13.4.15

"Exposición de J. S. en las D." por Xavier Sirés

La piel de las ruedas quedó pegada sobre una de las líneas blancas del asfalto. A través de los 

cristales del autobús, empañados, se distinguían cabezas. En cuando el conductor apagó el motor, 

algunos de esos viajeros se incorporaron. Uno de ellos, cubierto de marrón, se acarició el cabello 

y con la misma mano cogió un libro. Se lo guardó en su mochila negra. A continuación, se la cargó 

en la espalda y fue hacia la puerta, que justo entonces se abría. Bajó dos escalones y, ah, al fin se 

encontraba bajo un cielo encapotado. Las seis de la tarde debían ser, por lo sucias que se veían las 

nubes.

Echó a andar hacia la derecha. Caminaba cabizbajo, con una mano presionando la asa de la 

mochila, como si fuera a romperse de no haberlo hecho.

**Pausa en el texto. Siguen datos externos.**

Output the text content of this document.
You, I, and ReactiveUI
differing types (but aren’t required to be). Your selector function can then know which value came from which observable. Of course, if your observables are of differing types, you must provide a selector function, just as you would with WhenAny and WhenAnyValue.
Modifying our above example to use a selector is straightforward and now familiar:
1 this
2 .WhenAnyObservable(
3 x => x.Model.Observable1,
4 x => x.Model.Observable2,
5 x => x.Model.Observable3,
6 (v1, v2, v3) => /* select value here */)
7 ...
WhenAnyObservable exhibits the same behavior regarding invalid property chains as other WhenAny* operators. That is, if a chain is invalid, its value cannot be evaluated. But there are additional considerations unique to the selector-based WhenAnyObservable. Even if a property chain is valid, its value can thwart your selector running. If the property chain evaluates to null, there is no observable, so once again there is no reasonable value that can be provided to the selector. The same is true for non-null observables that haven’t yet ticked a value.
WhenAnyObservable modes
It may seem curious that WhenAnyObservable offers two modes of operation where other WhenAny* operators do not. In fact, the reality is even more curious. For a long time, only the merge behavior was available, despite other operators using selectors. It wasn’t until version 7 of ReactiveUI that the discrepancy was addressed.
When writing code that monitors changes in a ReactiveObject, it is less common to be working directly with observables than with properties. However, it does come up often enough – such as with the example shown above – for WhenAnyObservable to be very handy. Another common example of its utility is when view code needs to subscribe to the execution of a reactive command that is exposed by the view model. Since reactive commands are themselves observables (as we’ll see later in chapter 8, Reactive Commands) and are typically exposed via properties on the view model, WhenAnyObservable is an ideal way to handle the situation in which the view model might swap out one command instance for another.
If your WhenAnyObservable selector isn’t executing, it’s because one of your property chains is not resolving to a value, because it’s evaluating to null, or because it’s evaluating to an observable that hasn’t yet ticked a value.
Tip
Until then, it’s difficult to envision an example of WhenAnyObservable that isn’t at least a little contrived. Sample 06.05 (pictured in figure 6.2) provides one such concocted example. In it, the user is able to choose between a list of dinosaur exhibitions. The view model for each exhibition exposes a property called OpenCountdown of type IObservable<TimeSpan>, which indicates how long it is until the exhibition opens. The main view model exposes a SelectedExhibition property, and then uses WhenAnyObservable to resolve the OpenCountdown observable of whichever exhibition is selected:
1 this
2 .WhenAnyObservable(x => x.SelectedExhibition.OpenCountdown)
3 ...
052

«Echo de menos el verano de mi ciudad, sí.» pensó. «Ir por la calle se hace menos pesado entonces. 

Disfruto viendo las caras de los extranjeros, o hasta hay alguna cara de aquí que, por su moreno 

o lo aceitoso de su sudor, me llama la atención. Necesito ver alguien que me distraiga. Y es que, 

durante tanto tiempo, lo único que me ha distraído han sido la lectura de libros y la lectura de 

desconocidos.» Trató de inspirar por la nariz, pero le fue imposible. Tuvo que abrir la boca y 

enseñar esos incisivos que parecían terrones de azúcar. «Si el lugar al que voy estuviera más lejos, 

habría tomado el metro. Es la manera de descubrir tíos que me interesen. De ellos saco la materia 

para mis fantasías. Me invento unas vidas que en ningún caso se corresponderían con las que en 

realidad tienen. Bueno, o tal vez sí. No hay una gran diferencia entre el azar del destino y el azar de 

mis suposiciones.»

La acera hizo una curva hacia una nueva avenida que cruzaba con la calle por la que había andado. 

Se detuvo en seco y las personas que iban detrás suyo —casi en fila india— se bifurcaron en dos 

riadas humanas. Una pasaba rozando su brazo derecho y otra muy cerca del izquierdo. Optó por 

tomar la avenida. Siguió caminando al mismo ritmo que llevaba antes.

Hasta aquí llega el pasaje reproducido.